Dann aber Abschied von der Natur und rein ins Gewühl: Der Park
wird auf der Dehnegasse verlassen, die bis zur Rosentalgasse führt.
Dieser nach und man landet knallhart auf der verkehrsreichen Linzer
Straße. Diese links bis zur Bahnhofstraße und
weiter zum Bahnhof Hütteldorf (Endstelle U4).
Steinhofgründe
Die
weitläufigen Steinhofgründe waren einst ein Teil des Psychiatrischen
Krankenhauses und Pulmologischen Zentrums der Stadt Wien. In den 1950er
Jahren stand auf dem Gelände ein Mittelwellensender, von dem aus
das Programm Rot-Weiß-Rot der amerikanischen Armee ausgestrahlt
wurde. In den 1970er Jahren gab es Pläne, das Areal zu verbauen.
Da sich jedoch im Dezember 1981 bei einer Volksbefragung zeigte, dass
große Teile der Bevölkerung das Projekt ablehnten, wurden
die Steinhofgründe als von der Stadt Wien betreutes Erholungsgebiet
erhalten.
Öffnungszeiten und andere Infos unter www.wien.gv.at/wald/erholung/stein.htm
Dehnepark
Der
Dehnepark ist einer der letzten ursprünglichen Wienerwaldoasen
und aufgrund seines Altbaumbestandes und seines Lebensraumes einzigartig.
Er liegt am Osthang des Hausberges von Hütteldorf, dem Satzberg,
auf der Gegenseite an den Hängen der Steinhofgründe. Das Tal
wird durch den romantischen Rosenbach durchzogen, wo jedes Jahr im Frühjahr
die berühmte Krötenwanderung stattfindet. Das Zentrum des
Dehneparks bildet der "Dehneteich", ein künstlich aufgestauter
Teich und wichtiger Lebesraum für die hier heimisch gewordene Schmuckschildkröten.
Von großer ökologischer Bedeutung ist hier ebenfalls der
Rosenbach, der an manchen Stellen sumpfartige Lebensräume schafft.
Der Dehnepark wurde ursprünglich im Stil eines englischen Landschaftsgartens
für die Fürstin Paar, geborene Lichtenstein, errichtet. Durch
viele verschiedene Bauten, wie der Ruinenvilla aus dem späten 18.

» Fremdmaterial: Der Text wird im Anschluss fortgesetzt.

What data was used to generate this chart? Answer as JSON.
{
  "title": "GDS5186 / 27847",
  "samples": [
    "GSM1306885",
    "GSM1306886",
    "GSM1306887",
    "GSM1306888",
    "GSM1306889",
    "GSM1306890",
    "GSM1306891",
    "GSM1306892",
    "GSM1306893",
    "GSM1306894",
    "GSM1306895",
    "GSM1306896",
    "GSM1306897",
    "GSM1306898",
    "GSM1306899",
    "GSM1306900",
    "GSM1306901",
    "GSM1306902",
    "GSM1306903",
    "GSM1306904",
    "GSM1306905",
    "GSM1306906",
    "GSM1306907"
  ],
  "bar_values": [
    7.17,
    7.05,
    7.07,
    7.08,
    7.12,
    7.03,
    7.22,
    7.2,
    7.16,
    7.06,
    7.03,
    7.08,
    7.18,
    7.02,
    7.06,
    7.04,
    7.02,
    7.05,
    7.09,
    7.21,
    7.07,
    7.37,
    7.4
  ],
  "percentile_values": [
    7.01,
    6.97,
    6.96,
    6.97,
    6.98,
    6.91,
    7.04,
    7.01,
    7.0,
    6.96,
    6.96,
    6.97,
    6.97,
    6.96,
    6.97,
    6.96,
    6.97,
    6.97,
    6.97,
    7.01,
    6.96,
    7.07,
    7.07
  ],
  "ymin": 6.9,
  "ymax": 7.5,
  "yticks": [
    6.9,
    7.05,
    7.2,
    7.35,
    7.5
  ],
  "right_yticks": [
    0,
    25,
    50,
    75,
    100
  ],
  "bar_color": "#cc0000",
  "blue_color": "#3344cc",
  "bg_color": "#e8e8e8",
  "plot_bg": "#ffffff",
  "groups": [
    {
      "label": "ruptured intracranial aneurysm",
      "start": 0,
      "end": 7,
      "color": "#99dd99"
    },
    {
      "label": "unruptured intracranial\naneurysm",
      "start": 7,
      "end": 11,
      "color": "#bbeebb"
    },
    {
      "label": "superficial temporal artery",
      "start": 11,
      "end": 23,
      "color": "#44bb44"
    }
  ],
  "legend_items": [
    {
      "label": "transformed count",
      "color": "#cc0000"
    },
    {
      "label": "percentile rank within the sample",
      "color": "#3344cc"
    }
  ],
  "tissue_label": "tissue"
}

Jd. und verschiedenen kleinen Tempeln bekam der Park erst sein biedermeierliches
Ambiente.
Der Name des Parks rührt vom Zuckerbäcker August Dehne her,
der im 19. Jd. mit seiner Konditorei am Kohlmarkt ein kleines Vermögen
verdiente, das er in Hütteldorf in ein großes, bewaldetes
Grundstück investierte. Jahrzehnte später kaufte dieses Naturparadies
der Wiener Filmregisseur Willi Forst und errichtete auf dem Gelände
eine Villa. Nach dem zweiten Weltkrieg übernahm die Gemeinde Wien
den Hain, machte den Dehnepark daraus und öffnete ihn 1973 der
Öffentlichkeit. Seither steht der Dehnepark in der Verwaltung und
Betreuung des Forstamts der Stadt Wien.
Schwierigkeiten:
Keine
Gesamtgehzeit:
ca.
1 Stunde
Beste
Jahreszeit:
Jederzeit
möglich.
Kinder:
Sicher
eine der geeignetsten Touren für Kinder, zumal es stets bergab geht
und beide Parks optimal für Ballspiele, Drachensteigen und andere
Abenteuer sind. Beide Parks sind zudem mit Spielplätzen und Teichen
ausgestattet.
Hund
und Katz':
Auf
den Steinhofgründen sind Hunde nicht zugelassen!